Working with tons of audio meta data from the Labrosa Million Song Dataset, Spotify, Last.fm and MusicBrainz and a dozen more, the question I sought to answer was – “If they can’t listen, how do the algorithms choose what to suggest?” A musician and programmer my whole life, I knew that cracking why they like what they like could become an enabler for me to tweak my music for their favor, even if by an edge. I was hooked!
Literally hundreds of tests of millions of data-points which were sorted, ranked, aligned by this genre and that country and so on over a period of some eight months; running hundreds of mini Python scripts; during which time the art of Benchmarking demonstrated increasing confidence and ability about determining whether a song has ‘the goods’.
Quite simply if a song keeps getting recommended and/or returned with the majority of search results, one couldn’t argue the fact that the music recommendation-bot has taken a shining to it; confirmation that a powerful method of comparing music, even for robots, is a process of comparing one song to another, and to a minimum-in-to-out-range of acceptable values about some mean standards of deviation for the ranges of Audio Properties being measured; and taken as a collective analysis, descriptive enough even for a programmable bot the make crucial judgement calls. But this type of behaviour is no different from classical music training during which all the Greats must be studied and perfectly covered too.
Of course the way an algorithm listens is by formula and we can quite easily express it as: comparative analysis of a song against available metadata for a big enough group of songs already being suggested, naturally tally-up to means/averages and standard deviations describing the measure of the minimum and maximum ranges for which the song is liked by a group (who like x or y genre), give or take an acceptable margin for novelty, but not so much that it is no longer recognisable in a very similar group.
While data alone is never a guarantee say in stock-trading or for that matter betting on horses, it is more often useful than not (hence our unquenchable dependance upon it) and in the case of robots who are entirely dependent upon data for making their decisions, it is clear that understanding it might steer one to create a better version of a song – at least by contemporary standards.
Traktomizer is a prelude to the types of production tools we're going to be using more of alongside our Parametric EQ, Compressors and FX suites. Because of its ability to pinpoint robo-sonic production inadequacies and propose a ranked list of audio tweaks most likely to have a positive effect on a song forever, Traktomizer might well be the first communications bridge able to explain the habits of playlist automation robots to artists.

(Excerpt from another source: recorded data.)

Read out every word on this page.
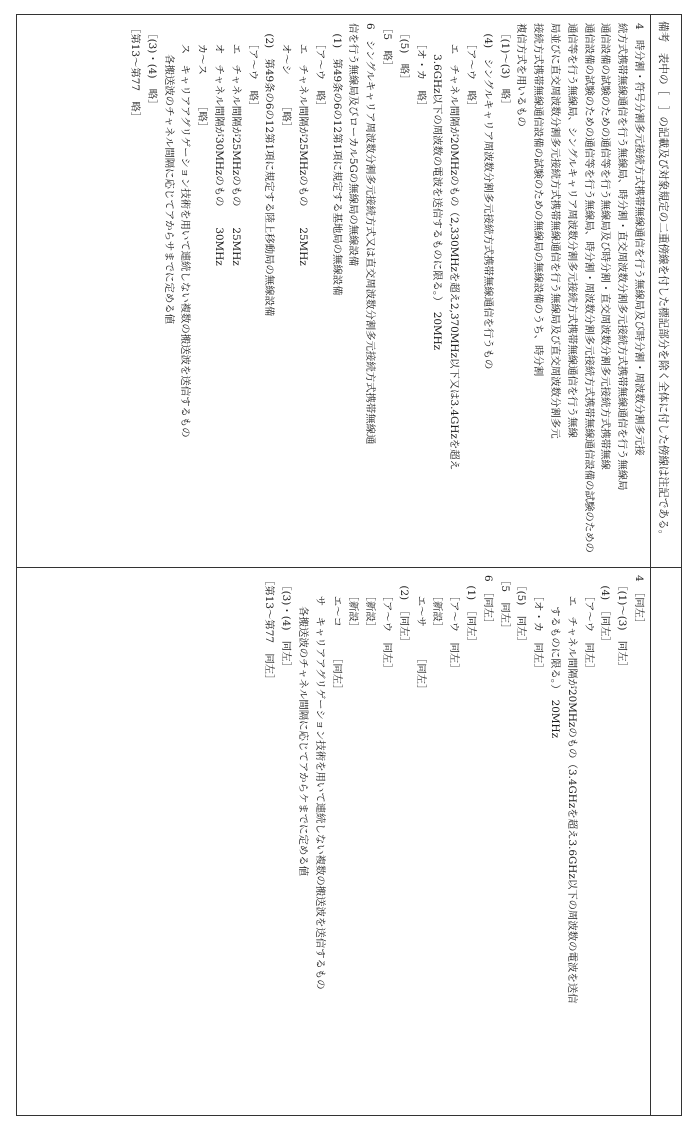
備考　表中の［　］の記載及び対象規定の二重傍線を付した標記部分を除く全体に付した傍線は注記である。

4　時分割・符号分割多元接続方式携帯無線通信を行う無線局及び時分割・周波数分割多元接

続方式携帯無線通信を行う無線局、時分割・直交周波数分割多元接続方式携帯無線通信を行う無線局

通信設備の試験のための通信等を行う無線局及び時分割・直交周波数分割多元接続方式携帯無線

通信設備の試験のための通信等を行う無線局、時分割・周波数分割多元接続方式携帯無線通信設備の試験のための

通信等を行う無線局、シングルキャリア周波数分割多元接続方式携帯無線通信を行う無線

局並びに直交周波数分割多元接続方式携帯無線通信を行う無線局及び直交周波数分割多元

接続方式携帯無線通信設備の試験のための無線局の無線設備のうち、時分割

複信方式を用いるもの

　［(1)～(3)　略］

　(4)　シングルキャリア周波数分割多元接続方式携帯無線通信を行うもの

　　［ア～ウ　略］

　　エ　チャネル間隔が20MHzのもの（2,330MHzを超え2,370MHz以下又は3.4GHzを超え

　　　3.6GHz以下の周波数の電波を送信するものに限る。）　20MHz

　　［オ・カ　略］

　［(5)　略］

［5　略］

6　シングルキャリア周波数分割多元接続方式又は直交周波数分割多元接続方式携帯無線通

信を行う無線局及びローカル5Gの無線局の無線設備

　(1)　第49条の6の12第1項に規定する基地局の無線設備

　　［ア～ウ　略］

　　エ　チャネル間隔が25MHzのもの　　25MHz

　　オ～シ　　　［略］

　(2)　第49条の6の12第1項に規定する陸上移動局の無線設備

　　［ア～ウ　略］

　　エ　チャネル間隔が25MHzのもの　　25MHz

　　オ　チャネル間隔が30MHzのもの　　30MHz

　　カ～ス　　　［略］

　　ス　キャリアアグリゲーション技術を用いて連続しない複数の搬送波を送信するもの

　　　各搬送波のチャネル間隔に応じてアからサまでに定める値

　［(3)・(4)　略］

［第13～第77　略］

4　［同左］

　［(1)～(3)　同左］

　(4)　［同左］

　　［ア～ウ　同左］

　　エ　チャネル間隔が20MHzのもの（3.4GHzを超え3.6GHz以下の周波数の電波を送信

　　　するものに限る。）　20MHz

　　［オ・カ　同左］

　［(5)　同左］

［5　同左］

6　［同左］

　(1)　［同左］

　　［ア～ウ　同左］

　　［新設］

　　エ～サ　　　［同左］

　(2)　［同左］

　　［ア～ウ　同左］

　　［新設］

　　［新設］

　　エ～コ　　　［同左］

　　サ　キャリアアグリゲーション技術を用いて連続しない複数の搬送波を送信するもの

　　　各搬送波のチャネル間隔に応じてアからケまでに定める値

　［(3)・(4)　同左］

［第13～第77　同左］
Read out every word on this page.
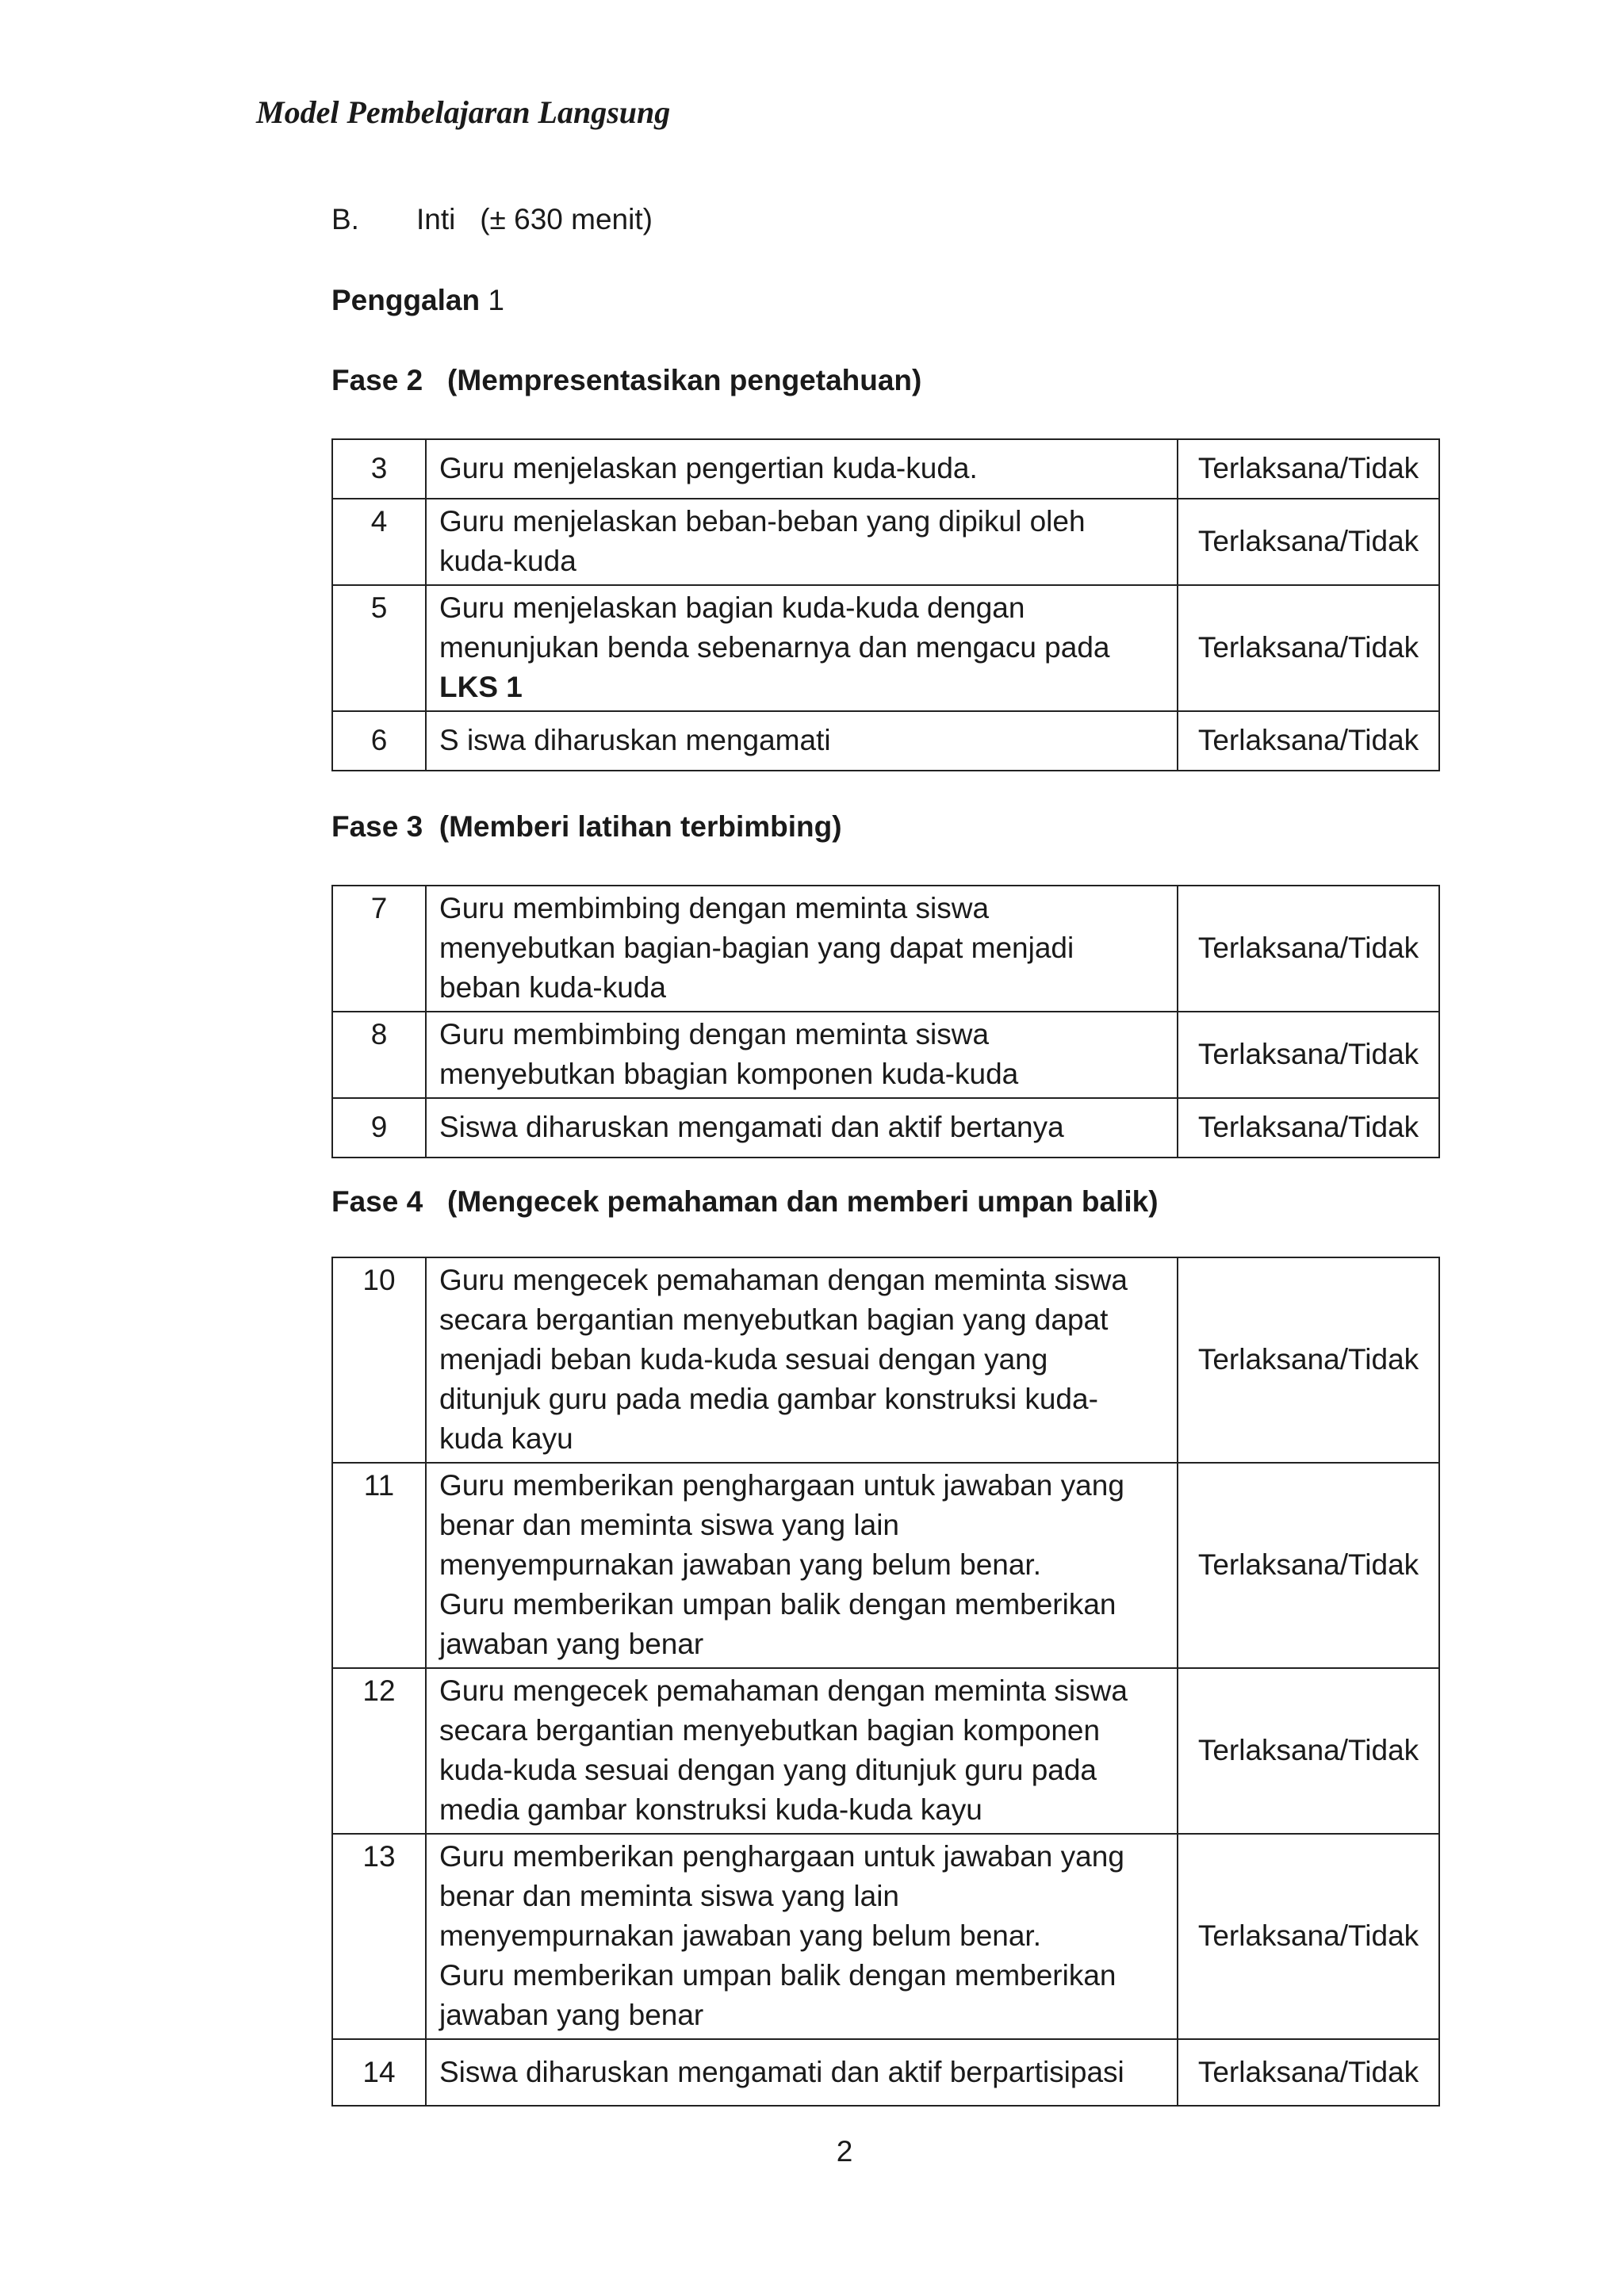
Model Pembelajaran Langsung
B. Inti (± 630 menit)
Penggalan 1
Fase 2 (Mempresentasikan pengetahuan)
3	Guru menjelaskan pengertian kuda-kuda.	Terlaksana/Tidak
4	Guru menjelaskan beban-beban yang dipikul oleh
kuda-kuda	Terlaksana/Tidak
5	Guru menjelaskan bagian kuda-kuda dengan
menunjukan benda sebenarnya dan mengacu pada
LKS 1	Terlaksana/Tidak
6	S iswa diharuskan mengamati	Terlaksana/Tidak
Fase 3 (Memberi latihan terbimbing)
7	Guru membimbing dengan meminta siswa
menyebutkan bagian-bagian yang dapat menjadi
beban kuda-kuda	Terlaksana/Tidak
8	Guru membimbing dengan meminta siswa
menyebutkan bbagian komponen kuda-kuda	Terlaksana/Tidak
9	Siswa diharuskan mengamati dan aktif bertanya	Terlaksana/Tidak
Fase 4 (Mengecek pemahaman dan memberi umpan balik)
10	Guru mengecek pemahaman dengan meminta siswa
secara bergantian menyebutkan bagian yang dapat
menjadi beban kuda-kuda sesuai dengan yang
ditunjuk guru pada media gambar konstruksi kuda-
kuda kayu	Terlaksana/Tidak
11	Guru memberikan penghargaan untuk jawaban yang
benar dan meminta siswa yang lain
menyempurnakan jawaban yang belum benar.
Guru memberikan umpan balik dengan memberikan
jawaban yang benar	Terlaksana/Tidak
12	Guru mengecek pemahaman dengan meminta siswa
secara bergantian menyebutkan bagian komponen
kuda-kuda sesuai dengan yang ditunjuk guru pada
media gambar konstruksi kuda-kuda kayu	Terlaksana/Tidak
13	Guru memberikan penghargaan untuk jawaban yang
benar dan meminta siswa yang lain
menyempurnakan jawaban yang belum benar.
Guru memberikan umpan balik dengan memberikan
jawaban yang benar	Terlaksana/Tidak
14	Siswa diharuskan mengamati dan aktif berpartisipasi	Terlaksana/Tidak
2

Whether that's a good thing may already be conclusive; at least for Traktomizer's very first client who used the program to analyse their song during the final stages of production and noted, “We were the first record label to buy Traktomizer and we put it to use on a premaster-mix. Then within days of releasing, our song hit the 2016 Official European Independent Music Top 20, charting at #18. Now it feels like we can’t do without it. Well done!” Susanna Lepianka, Record Label Owner DyNaMiK Records Ireland.